In this intensely interactive session we will explore new modalities of learning and dialogue, integrating creativity and innovation into risk financing. Combining collaboration and competition, participants will confer on allocating scarce resources – pursuing protection and prosperity. Changing risks will pose challenges, eliciting insights, while enabling some Serious Fun. Join us to experience the complexity of future risks, and jointly brainstorm how the CatIQ network can rethink its approach to communication with stakeholders in the insurance sector and beyond!
Success Stories and Novel Approaches from Real-World Projects
The term ‘thinking outside the box’ may be cliché but that doesn’t mean the concept is without merit. This panel brings together experts who have not only implemented innovative approaches to communicating and addressing risk, but who have gone on to see results in the real world.
Speaker Marjorie Brans Director of Ecosystem Impact, School for Social Entrepreneurs Canada
Speaker Simon J. Mitchell Vice President Resilient Habitats, World Wildlife Fund Canada
Speaker Sheila Murray Co-Founder CREW (Community Resilience to Extreme Weather)
Decision Science and Risk Systems: How people think about risk, and why they react as they do
Insurance industry stakeholders know the same outreach and education will generate a variety of responses from the insured. What drives those responses, and how can we best connect with broad populations, given diverse backgrounds and situations? Experts on decision science, the interpretation of risk, and the challenge of communicating hazards weigh in.
Insights from New Zealand's Earthquake Commission
New Zealand’s Earthquake Commission Te Komihana Ruwhenua is a Crown-owned, natural disaster insurance agency covering residential damage from earthquakes, volcanoes, landslides, tsunami, and geothermal activity, and land damage from storm and floods. It was set up in the 1940s following excessively slow economic recovery from a series of earthquakes, and had a specific intent to protect the physical assets of New Zealanders and enable faster rebuild and repair following disasters.

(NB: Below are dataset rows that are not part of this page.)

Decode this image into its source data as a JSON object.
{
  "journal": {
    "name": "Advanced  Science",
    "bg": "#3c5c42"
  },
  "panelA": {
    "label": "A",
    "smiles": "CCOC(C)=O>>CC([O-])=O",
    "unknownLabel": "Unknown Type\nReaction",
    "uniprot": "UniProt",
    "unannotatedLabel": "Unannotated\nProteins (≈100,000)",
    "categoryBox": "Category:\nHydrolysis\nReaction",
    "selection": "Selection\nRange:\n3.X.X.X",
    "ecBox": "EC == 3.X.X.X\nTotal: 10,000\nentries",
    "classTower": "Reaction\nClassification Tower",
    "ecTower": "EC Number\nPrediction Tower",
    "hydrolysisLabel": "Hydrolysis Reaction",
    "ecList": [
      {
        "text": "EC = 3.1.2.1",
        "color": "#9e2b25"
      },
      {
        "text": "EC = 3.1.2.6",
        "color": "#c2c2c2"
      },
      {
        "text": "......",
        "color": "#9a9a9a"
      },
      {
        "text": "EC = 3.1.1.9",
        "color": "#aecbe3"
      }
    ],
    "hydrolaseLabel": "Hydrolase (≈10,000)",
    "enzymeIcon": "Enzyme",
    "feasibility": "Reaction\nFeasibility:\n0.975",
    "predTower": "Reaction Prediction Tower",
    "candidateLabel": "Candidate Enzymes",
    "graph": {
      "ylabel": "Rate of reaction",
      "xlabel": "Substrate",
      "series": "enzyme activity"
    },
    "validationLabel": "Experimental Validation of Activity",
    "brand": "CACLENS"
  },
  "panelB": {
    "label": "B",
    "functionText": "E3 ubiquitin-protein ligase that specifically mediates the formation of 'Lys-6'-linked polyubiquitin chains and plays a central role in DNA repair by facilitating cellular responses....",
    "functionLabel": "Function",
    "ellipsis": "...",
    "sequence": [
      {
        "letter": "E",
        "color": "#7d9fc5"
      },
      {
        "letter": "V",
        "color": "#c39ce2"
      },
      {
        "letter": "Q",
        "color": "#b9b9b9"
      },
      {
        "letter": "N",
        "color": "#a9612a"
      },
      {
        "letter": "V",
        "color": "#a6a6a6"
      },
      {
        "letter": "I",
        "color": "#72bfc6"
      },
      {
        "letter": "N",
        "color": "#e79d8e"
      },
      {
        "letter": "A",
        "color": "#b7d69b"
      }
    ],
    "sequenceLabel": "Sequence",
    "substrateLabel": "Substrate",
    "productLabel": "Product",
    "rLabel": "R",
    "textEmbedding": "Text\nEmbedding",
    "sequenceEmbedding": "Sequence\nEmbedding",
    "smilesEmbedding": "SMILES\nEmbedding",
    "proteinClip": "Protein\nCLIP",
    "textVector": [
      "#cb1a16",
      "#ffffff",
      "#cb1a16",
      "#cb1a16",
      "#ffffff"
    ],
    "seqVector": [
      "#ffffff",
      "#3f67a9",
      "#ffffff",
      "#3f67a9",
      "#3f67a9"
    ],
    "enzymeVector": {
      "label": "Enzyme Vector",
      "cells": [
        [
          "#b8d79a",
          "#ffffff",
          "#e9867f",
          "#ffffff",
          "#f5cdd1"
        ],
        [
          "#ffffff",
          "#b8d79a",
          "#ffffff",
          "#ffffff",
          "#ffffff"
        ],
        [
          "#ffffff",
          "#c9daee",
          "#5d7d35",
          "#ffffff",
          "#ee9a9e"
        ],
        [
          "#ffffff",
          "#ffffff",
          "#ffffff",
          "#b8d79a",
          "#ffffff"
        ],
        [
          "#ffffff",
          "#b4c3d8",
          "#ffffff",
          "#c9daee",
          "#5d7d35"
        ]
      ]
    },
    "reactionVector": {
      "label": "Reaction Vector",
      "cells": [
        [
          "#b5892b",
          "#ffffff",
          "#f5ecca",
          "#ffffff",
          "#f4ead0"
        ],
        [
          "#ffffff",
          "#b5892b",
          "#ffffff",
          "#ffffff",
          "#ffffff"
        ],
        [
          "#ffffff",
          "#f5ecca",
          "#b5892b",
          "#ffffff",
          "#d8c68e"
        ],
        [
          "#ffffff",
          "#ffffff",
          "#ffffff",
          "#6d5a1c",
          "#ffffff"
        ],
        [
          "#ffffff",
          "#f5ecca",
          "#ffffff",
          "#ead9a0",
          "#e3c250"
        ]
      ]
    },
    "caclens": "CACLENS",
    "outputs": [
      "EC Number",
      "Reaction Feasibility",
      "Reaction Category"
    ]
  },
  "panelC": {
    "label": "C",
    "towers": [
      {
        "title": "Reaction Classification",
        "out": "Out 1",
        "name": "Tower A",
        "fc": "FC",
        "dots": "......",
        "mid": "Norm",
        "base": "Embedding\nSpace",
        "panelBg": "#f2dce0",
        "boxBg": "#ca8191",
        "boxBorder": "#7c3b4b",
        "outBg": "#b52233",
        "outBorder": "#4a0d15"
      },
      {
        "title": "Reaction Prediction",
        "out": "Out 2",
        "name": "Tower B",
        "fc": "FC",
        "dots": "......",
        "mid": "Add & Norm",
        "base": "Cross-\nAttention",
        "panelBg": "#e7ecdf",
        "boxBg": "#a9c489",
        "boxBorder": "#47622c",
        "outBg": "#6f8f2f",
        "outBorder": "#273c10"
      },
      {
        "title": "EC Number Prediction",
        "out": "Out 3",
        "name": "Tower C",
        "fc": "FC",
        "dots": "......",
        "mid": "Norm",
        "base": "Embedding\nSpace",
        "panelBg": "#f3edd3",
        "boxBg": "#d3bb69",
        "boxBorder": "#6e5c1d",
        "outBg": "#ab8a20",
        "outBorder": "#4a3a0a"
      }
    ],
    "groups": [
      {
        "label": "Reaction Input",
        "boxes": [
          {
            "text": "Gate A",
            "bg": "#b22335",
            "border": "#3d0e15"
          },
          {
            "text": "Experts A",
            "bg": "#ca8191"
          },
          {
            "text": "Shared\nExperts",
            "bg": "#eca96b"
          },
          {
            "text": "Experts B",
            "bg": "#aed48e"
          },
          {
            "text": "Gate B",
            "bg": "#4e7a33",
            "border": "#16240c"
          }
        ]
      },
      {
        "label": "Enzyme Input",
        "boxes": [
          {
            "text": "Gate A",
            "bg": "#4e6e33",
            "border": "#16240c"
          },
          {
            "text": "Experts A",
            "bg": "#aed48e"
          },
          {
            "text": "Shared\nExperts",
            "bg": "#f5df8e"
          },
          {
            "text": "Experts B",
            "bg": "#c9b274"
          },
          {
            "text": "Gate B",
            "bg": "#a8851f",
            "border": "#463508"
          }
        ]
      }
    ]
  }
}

This presentation and discussion will look at New Zealand’s public-private model of insurance, how it has learned from the devastating Canterbury Earthquake Sequence of 2010-2011, and how the EQC is now playing a pivotal role disaster risk reduction in New Zealand – leveraging its unique position between government, science, financial institutions, and the public, and its investment in science, research, and data.